The proposal put forward by the International Rugby Players' Association is to shift the season by one month - for the Southern Hemisphere sides to host in-bound tours in July rather than June. That would allow for Super Rugby to be played in one continuous block and for players in both hemispheres to have a longer off-season.
Making it happen will require compromise from both hemispheres but it's achievable and, of all the propositions, this is the one that has the most hope of success.
The IRB are clearly stalling, however, and frustration at their inability to decide will become painful for players and fans.
To highlight that, England will be forced to play the first of their three tests in New Zealand next year with a weakened team. The tyranny of the calendar has meant that once again the final of the English domestic club league will be played the weekend the national side is scheduled to leave for New Zealand. As a result, those players involved won't be available for the first test.
"It is frustrating," says All Black coach Steve Hansen. "More so, I think, for the players because we are asking them to do more and more and more and we are not giving them the opportunity to get rid of the niggles.
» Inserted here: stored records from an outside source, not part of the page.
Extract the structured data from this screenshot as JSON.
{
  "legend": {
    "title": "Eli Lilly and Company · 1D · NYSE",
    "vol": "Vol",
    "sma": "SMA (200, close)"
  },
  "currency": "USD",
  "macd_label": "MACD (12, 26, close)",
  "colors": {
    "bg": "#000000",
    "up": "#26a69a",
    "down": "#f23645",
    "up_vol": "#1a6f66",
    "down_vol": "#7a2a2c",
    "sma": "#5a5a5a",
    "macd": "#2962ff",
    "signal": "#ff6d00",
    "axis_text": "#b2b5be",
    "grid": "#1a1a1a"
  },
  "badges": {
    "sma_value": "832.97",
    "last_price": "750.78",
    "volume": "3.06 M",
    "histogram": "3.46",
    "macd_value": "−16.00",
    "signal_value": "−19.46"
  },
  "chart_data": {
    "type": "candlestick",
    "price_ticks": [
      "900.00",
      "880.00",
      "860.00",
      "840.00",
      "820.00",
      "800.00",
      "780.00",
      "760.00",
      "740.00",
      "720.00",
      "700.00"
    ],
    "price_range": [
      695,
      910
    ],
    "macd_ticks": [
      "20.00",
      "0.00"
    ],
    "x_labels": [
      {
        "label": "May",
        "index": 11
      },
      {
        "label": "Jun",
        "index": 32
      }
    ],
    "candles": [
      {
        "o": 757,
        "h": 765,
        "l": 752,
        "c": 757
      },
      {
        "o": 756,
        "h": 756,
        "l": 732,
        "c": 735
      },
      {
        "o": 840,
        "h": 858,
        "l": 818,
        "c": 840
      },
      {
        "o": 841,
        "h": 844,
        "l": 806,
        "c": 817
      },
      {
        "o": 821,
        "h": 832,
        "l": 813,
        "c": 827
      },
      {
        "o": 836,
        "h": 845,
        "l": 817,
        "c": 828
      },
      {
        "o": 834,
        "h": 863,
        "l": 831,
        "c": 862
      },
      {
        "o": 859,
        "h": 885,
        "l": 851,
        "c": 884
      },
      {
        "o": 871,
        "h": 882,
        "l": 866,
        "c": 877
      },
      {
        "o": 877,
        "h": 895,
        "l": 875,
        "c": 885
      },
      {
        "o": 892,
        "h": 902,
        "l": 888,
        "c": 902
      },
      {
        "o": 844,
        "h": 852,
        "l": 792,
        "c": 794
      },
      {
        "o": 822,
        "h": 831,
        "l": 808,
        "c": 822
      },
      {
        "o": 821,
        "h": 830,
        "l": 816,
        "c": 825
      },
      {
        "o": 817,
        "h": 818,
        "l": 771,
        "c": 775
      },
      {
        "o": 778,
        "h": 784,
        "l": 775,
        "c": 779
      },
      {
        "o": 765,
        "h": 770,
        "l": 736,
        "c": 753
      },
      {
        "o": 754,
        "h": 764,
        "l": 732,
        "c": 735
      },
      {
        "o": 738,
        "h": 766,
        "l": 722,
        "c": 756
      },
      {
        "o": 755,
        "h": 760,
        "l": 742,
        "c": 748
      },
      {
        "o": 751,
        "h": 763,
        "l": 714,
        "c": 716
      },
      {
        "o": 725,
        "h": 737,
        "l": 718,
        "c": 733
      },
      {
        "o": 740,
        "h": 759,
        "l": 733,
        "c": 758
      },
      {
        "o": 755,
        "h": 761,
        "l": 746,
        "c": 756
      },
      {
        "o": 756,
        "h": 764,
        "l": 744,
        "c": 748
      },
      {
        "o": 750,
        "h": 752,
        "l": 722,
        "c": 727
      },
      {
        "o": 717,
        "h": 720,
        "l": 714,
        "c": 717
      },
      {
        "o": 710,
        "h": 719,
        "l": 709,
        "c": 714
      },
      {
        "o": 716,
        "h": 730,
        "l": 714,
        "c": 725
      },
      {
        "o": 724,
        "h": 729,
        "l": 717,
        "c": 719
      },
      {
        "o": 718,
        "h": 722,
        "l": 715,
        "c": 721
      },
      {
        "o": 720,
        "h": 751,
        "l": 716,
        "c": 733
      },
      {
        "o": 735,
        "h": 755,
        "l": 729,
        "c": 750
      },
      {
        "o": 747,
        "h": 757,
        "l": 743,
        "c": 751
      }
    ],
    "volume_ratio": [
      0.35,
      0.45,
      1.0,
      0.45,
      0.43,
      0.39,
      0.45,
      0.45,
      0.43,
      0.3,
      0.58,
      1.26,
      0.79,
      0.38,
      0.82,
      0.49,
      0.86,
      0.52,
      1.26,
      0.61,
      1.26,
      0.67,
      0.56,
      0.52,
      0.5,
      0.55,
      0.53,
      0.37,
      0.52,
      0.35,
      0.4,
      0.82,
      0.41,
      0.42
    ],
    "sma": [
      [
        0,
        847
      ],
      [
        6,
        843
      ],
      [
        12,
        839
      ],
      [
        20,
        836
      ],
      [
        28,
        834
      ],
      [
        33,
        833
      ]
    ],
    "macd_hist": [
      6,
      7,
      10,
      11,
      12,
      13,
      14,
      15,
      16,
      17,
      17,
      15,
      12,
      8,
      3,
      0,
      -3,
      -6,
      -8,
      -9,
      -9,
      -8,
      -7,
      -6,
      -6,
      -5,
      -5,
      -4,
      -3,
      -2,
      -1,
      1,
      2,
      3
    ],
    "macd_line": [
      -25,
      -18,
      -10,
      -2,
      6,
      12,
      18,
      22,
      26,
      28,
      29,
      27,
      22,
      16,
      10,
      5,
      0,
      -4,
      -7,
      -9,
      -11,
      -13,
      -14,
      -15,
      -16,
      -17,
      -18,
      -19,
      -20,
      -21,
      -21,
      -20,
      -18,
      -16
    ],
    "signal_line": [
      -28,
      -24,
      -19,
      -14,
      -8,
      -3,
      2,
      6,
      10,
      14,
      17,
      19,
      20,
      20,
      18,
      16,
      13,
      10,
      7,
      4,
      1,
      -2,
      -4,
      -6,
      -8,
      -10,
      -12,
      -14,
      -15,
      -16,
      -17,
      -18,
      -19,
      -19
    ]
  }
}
If you can't get rid of those niggles in the off-season, then you will have them for the whole season.
"Players then end up playing at 80 per cent to 90 per cent of what they could be playing at. So to get an off-season of 12 to 16 weeks like they do in all the other contact sports would allow that to happen."
Hansen is not alone in his views. Every international coach agrees. Every test player agrees and yet there is resistance among administrators.
The NZRU had been hoping to see more enthusiasm for the shift when they attended a CEOs IRB meeting earlier last week. The appetite for change was lukewarm, which is why hope is only minimal that there will be any dramatic progress this week.